Roy Rogers' Horse, Trigger
In its heyday while located in Victorville, CA, the Roy Rogers/Dale Evans Museum got 200,000 visitors a year. Most came to see Trigger, Roy's dead horse.
Roy Rogers, Jr., who managed the museum, told us "We close at five and stop selling tickets at 4:30. But people come after that and beg to get in for a few minutes. They drove 3,000 miles just to see Trigger. We let them in -- and they go away, happy.
While Roy Rogers, Sr. wouldn't be coming by in his golf cart to pose in the lobby any more (he died in 1998), Trigger still had star power. Outside, a 24-foot-tall fiberglass Trigger, reared on his hind legs, letting visitors know that they have arrived.
Trigger was ridden by Rogers in every one of his motion pictures, finding his own fame in the process.

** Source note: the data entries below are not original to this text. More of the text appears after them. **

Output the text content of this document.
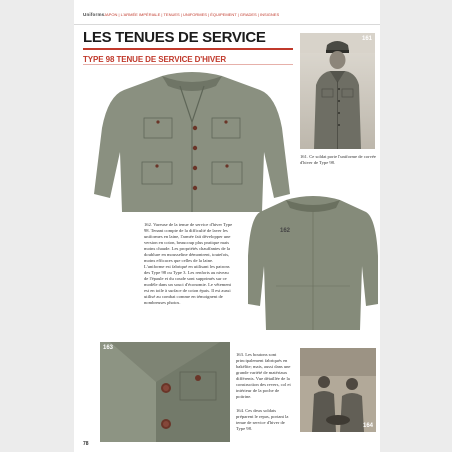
Uniforms JAPON | L'ARMÉE IMPÉRIALE | TENUES | UNIFORMES | ÉQUIPEMENT | GRADES | INSIGNES
LES TENUES DE SERVICE
TYPE 98 TENUE DE SERVICE D'HIVER
161

161. Ce soldat porte l'uniforme de corvée d'hiver de Type 98.

162. Vareuse de la tenue de service d'hiver Type 98. Tenant compte de la difficulté de laver les uniformes en laine, l'armée fait développer une version en coton, beaucoup plus pratique mais moins chaude. Les propriétés chauffantes de la doublure en mousseline démontrent, toutefois, moins efficaces que celles de la laine. L'uniforme est fabriqué en utilisant les patrons des Type 98 ou Type 3. Les renforts au niveau de l'épaule et du coude sont supprimés sur ce modèle dans un souci d'économie. Le vêtement est en toile à surface de coton épais. Il est aussi utilisé au combat comme en témoignent de nombreuses photos.

162
163

163. Les boutons sont principalement fabriqués en bakélite; mais, aussi dans une grande variété de matériaux différents. Vue détaillée de la construction des revers, col et intérieur de la poche de poitrine.

164. Ces deux soldats préparent le repas, portant la tenue de service d'hiver de Type 98.	164
78
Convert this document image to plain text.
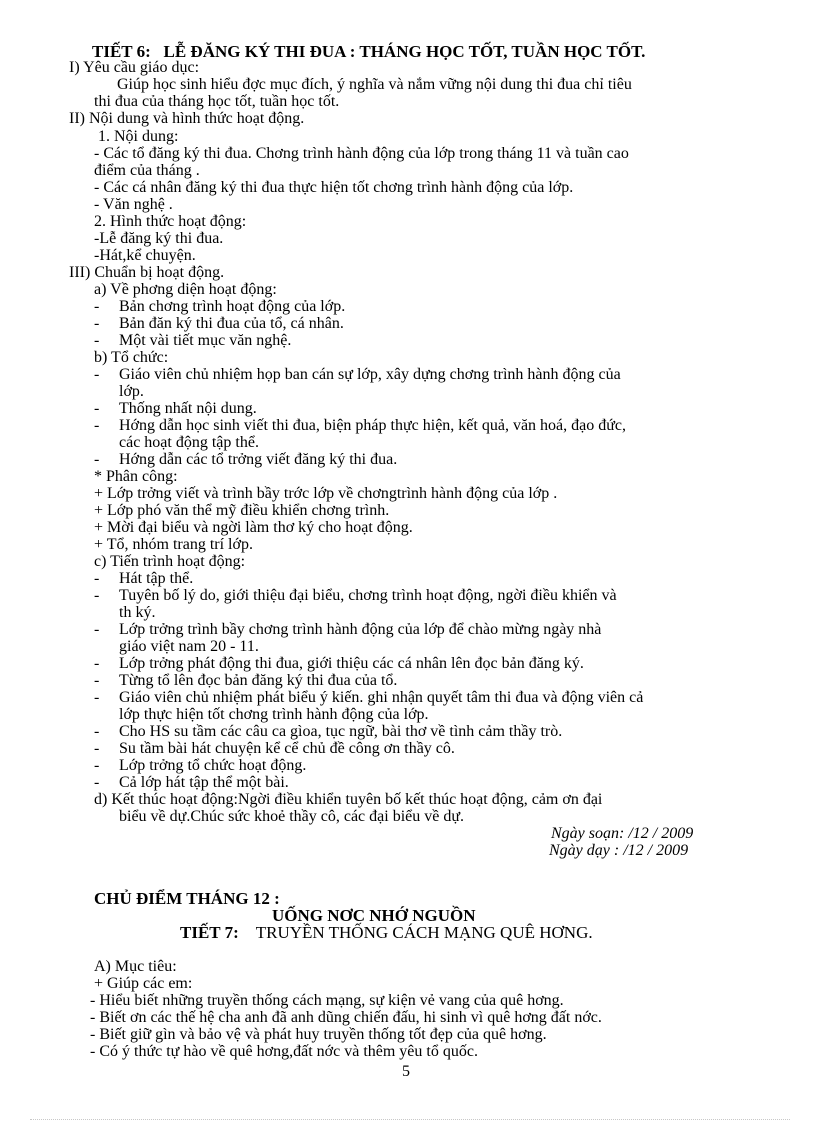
TIẾT 6: LỄ ĐĂNG KÝ THI ĐUA : THÁNG HỌC TỐT, TUẦN HỌC TỐT.
I) Yêu cầu giáo dục:
Giúp học sinh hiểu đợc mục đích, ý nghĩa và nắm vững nội dung thi đua chỉ tiêu
thi đua của tháng học tốt, tuần học tốt.
II) Nội dung và hình thức hoạt động.
1. Nội dung:
- Các tổ đăng ký thi đua. Chơng trình hành động của lớp trong tháng 11 và tuần cao
điểm của tháng .
- Các cá nhân đăng ký thi đua thực hiện tốt chơng trình hành động của lớp.
- Văn nghệ .
2. Hình thức hoạt động:
-Lễ đăng ký thi đua.
-Hát,kể chuyện.
III) Chuẩn bị hoạt động.
a) Về phơng diện hoạt động:
- Bản chơng trình hoạt động của lớp.
- Bản đăn ký thi đua của tổ, cá nhân.
- Một vài tiết mục văn nghệ.
b) Tổ chức:
- Giáo viên chủ nhiệm họp ban cán sự lớp, xây dựng chơng trình hành động của
lớp.
- Thống nhất nội dung.
- Hớng dẫn học sinh viết thi đua, biện pháp thực hiện, kết quả, văn hoá, đạo đức,
các hoạt động tập thể.
- Hớng dẫn các tổ trởng viết đăng ký thi đua.
* Phân công:
+ Lớp trởng viết và trình bầy trớc lớp về chơngtrình hành động của lớp .
+ Lớp phó văn thể mỹ điều khiển chơng trình.
+ Mời đại biểu và ngời làm thơ ký cho hoạt động.
+ Tổ, nhóm trang trí lớp.
c) Tiến trình hoạt động:
- Hát tập thể.
- Tuyên bố lý do, giới thiệu đại biểu, chơng trình hoạt động, ngời điều khiển và
th ký.
- Lớp trởng trình bầy chơng trình hành động của lớp để chào mừng ngày nhà
giáo việt nam 20 - 11.
- Lớp trởng phát động thi đua, giới thiệu các cá nhân lên đọc bản đăng ký.
- Từng tổ lên đọc bản đăng ký thi đua của tổ.
- Giáo viên chủ nhiệm phát biểu ý kiến. ghi nhận quyết tâm thi đua và động viên cả
lớp thực hiện tốt chơng trình hành động của lớp.
- Cho HS su tầm các câu ca gìoa, tục ngữ, bài thơ về tình cảm thầy trò.
- Su tầm bài hát chuyện kể cể chủ đề công ơn thầy cô.
- Lớp trởng tổ chức hoạt động.
- Cả lớp hát tập thể một bài.
d) Kết thúc hoạt động:Ngời điều khiển tuyên bố kết thúc hoạt động, cảm ơn đại
biểu về dự.Chúc sức khoẻ thầy cô, các đại biểu về dự.
Ngày soạn: /12 / 2009
Ngày dạy : /12 / 2009
CHỦ ĐIỂM THÁNG 12 :
UỐNG NƠC NHỚ NGUỒN
TIẾT 7: TRUYỀN THỐNG CÁCH MẠNG QUÊ HƠNG.
A) Mục tiêu:
+ Giúp các em:
- Hiểu biết những truyền thống cách mạng, sự kiện vẻ vang của quê hơng.
- Biết ơn các thế hệ cha anh đã anh dũng chiến đấu, hi sinh vì quê hơng đất nớc.
- Biết giữ gìn và bảo vệ và phát huy truyền thống tốt đẹp của quê hơng.
- Có ý thức tự hào về quê hơng,đất nớc và thêm yêu tổ quốc.
5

After Trigger died at age 33, his hide was stretched over a plaster likeness and put on display, also reared on two legs, inside the museum. He was mounted, then, not stuffed.
Trigger was not alone; Buttermilk (Dale Evans' horse) and Bullet (the Rogers' German Shepherd) were mounted alongside. But these lesser lights were given only cursory glances by visitors, attracting about as much attention as the Roy Rogers fishing trophy or Grand Marshall saddle. People lingered over Trigger, studying, pointing.

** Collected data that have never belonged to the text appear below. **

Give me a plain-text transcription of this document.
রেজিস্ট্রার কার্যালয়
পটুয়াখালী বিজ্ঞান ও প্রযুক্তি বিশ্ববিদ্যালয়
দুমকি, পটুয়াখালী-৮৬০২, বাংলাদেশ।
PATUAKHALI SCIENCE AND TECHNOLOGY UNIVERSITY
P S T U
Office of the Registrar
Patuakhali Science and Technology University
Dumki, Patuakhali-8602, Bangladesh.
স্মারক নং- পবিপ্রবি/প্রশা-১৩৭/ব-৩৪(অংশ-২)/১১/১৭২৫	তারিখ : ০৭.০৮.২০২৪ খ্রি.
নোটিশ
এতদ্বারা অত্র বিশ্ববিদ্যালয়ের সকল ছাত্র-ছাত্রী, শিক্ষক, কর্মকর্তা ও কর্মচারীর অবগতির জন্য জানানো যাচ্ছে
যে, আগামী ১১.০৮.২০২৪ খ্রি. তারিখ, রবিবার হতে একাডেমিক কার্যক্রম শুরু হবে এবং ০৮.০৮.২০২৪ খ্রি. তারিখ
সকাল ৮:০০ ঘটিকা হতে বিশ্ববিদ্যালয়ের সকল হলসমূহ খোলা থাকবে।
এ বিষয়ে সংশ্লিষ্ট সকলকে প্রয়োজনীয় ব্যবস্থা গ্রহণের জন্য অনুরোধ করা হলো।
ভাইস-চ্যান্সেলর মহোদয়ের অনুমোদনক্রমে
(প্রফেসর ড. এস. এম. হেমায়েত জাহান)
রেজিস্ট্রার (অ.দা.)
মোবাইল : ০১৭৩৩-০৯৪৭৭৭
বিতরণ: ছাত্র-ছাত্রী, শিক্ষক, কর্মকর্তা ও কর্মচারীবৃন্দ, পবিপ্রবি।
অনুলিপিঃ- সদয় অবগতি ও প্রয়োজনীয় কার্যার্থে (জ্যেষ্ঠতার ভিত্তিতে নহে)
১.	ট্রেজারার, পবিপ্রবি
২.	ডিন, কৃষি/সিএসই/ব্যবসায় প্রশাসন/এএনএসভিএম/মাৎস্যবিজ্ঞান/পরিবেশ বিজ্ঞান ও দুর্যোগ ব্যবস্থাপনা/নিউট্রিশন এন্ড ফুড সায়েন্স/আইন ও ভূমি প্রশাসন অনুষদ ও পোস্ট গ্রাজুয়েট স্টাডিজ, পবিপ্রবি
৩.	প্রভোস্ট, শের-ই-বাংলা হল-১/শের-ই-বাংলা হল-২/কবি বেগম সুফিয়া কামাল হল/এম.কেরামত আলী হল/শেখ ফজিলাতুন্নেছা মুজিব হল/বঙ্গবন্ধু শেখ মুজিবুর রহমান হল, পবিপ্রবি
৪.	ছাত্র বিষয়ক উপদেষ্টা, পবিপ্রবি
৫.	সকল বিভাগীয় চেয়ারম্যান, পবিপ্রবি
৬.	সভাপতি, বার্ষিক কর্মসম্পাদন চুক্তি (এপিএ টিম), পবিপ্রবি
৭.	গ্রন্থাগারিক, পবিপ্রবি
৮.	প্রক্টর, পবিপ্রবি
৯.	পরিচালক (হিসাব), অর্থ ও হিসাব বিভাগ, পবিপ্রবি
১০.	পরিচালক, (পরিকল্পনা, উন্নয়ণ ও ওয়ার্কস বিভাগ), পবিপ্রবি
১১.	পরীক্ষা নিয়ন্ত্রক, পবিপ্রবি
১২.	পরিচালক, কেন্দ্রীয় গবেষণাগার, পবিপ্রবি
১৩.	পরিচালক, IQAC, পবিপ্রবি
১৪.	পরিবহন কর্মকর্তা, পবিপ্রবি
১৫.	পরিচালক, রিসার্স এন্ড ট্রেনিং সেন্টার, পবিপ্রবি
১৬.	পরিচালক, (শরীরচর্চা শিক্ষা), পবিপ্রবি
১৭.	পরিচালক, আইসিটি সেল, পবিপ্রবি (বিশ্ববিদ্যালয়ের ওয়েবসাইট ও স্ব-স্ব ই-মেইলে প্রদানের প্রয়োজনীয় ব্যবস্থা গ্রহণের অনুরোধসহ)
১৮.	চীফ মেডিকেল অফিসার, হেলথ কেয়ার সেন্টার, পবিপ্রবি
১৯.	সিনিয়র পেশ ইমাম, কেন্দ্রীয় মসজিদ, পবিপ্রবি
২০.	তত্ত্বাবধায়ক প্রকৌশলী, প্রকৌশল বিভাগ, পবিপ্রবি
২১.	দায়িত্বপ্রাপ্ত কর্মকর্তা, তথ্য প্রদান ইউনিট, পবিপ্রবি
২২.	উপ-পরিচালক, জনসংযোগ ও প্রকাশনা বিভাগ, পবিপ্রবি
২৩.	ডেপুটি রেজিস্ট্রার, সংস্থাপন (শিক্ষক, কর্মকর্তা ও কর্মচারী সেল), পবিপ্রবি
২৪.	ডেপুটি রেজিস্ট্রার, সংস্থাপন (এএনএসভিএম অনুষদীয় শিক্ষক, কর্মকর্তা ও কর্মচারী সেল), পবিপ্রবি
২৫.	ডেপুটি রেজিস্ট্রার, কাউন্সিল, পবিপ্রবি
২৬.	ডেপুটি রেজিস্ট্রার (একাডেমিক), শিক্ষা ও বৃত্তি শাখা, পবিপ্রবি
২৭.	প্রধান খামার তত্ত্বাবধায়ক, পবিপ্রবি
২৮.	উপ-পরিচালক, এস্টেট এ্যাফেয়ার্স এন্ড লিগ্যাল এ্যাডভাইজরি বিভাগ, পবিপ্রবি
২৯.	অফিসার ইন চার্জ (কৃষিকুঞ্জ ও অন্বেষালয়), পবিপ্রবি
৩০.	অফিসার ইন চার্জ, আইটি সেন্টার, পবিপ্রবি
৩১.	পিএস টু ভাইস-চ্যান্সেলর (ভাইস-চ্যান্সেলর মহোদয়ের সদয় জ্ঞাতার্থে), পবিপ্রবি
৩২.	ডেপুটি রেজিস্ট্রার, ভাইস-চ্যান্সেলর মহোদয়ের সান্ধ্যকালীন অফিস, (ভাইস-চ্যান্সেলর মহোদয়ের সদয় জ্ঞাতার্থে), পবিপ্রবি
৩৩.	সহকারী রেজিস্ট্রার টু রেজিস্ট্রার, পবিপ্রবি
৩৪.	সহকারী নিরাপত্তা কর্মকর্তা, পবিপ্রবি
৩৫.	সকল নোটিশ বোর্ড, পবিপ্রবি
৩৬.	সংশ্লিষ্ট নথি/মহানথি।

After the deaths of Roger and Dale, the museum moved to Branson, Missouri. Its run there wasn't successful enough to survive. The museum closed, and the collection was sold at auction in 2010. Trigger went for $266,500 to an Omaha, NE cable TV company, RFD-TV, which also snagged Bullet the dog. Their plan is to display both in their downtown Omaha headquarters.